October 6, 2006

FitNesse and Data Conversion

I blogged quite some time ago about some data conversion testing I was doing. The customer has a freaky proto-database made up of hundereds of separate MS Excel worksheets and frequently running into the old Excel maximum row count limit. We're doing the sensible thing and getting it into a relational DB (in this case MSSQL 2005). Dont ask me how they managed up until now.

I'm way overdue for an update on this, so here we go:

I ended up working mostly with FitNesse and SQL stored procedures.

I absolutely love FitNesse. For those of you who dont know it, FitNesse is based on Fit - a tool for writing and executing 'story tests' that both describe the desired behaviour of the system (requirements) and validate that the behaviour is achieved.

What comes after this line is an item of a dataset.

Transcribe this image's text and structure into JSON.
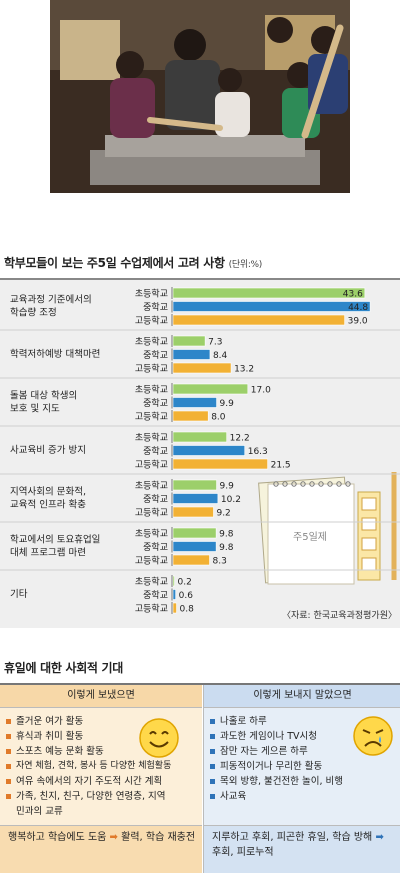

FitNesse is a wiki based platform for writing and running these Fit tests. You can read more about it here.

I had (the .NET 2.0 variant of) Fitnesse executing stored procedures retrieving data for given set of parameters, and checking that the result sets matched. The tests can involve many assertions, and they can be organised into Suites covering logical areas and suites of suites - covering pretty much the whole system.

Given that there is absolutely masses of data (and conversion rules) I wanted to automate as much of these tests as possible, this meant I could keep working through the spec (chasing the dev) but every time I ran a test, I'd re-run ALL the old ones. Thing would break way back quite regularly. Once we got to feature complete, we just satrting doing bugfixes, and turning red tests into green ones.

At this point (near the end I'm hoping) I have 2300 odd tests running with every migration pass. Of course I could have had some big arsed SQL scripts going and doing the same thing, but for me the beauty of the FitNesse tool is the following two points:

Reporting - The outcome of the test runs is very obvious ( green / red colour coded to the test and assertion that has failed)

Maintainability - The tests themselves (including the expected results) are easily editable.

Oh ... and as they're "self documenting" pretty much circumvent writing test cases in Word.

Im sold on it.

Now I'm looking at getting some browser automation going with FitNesse. I'm looking at WatiN ( an I.E. automation framework like the Ruby WATIR framework, but for .NET ). More on this later.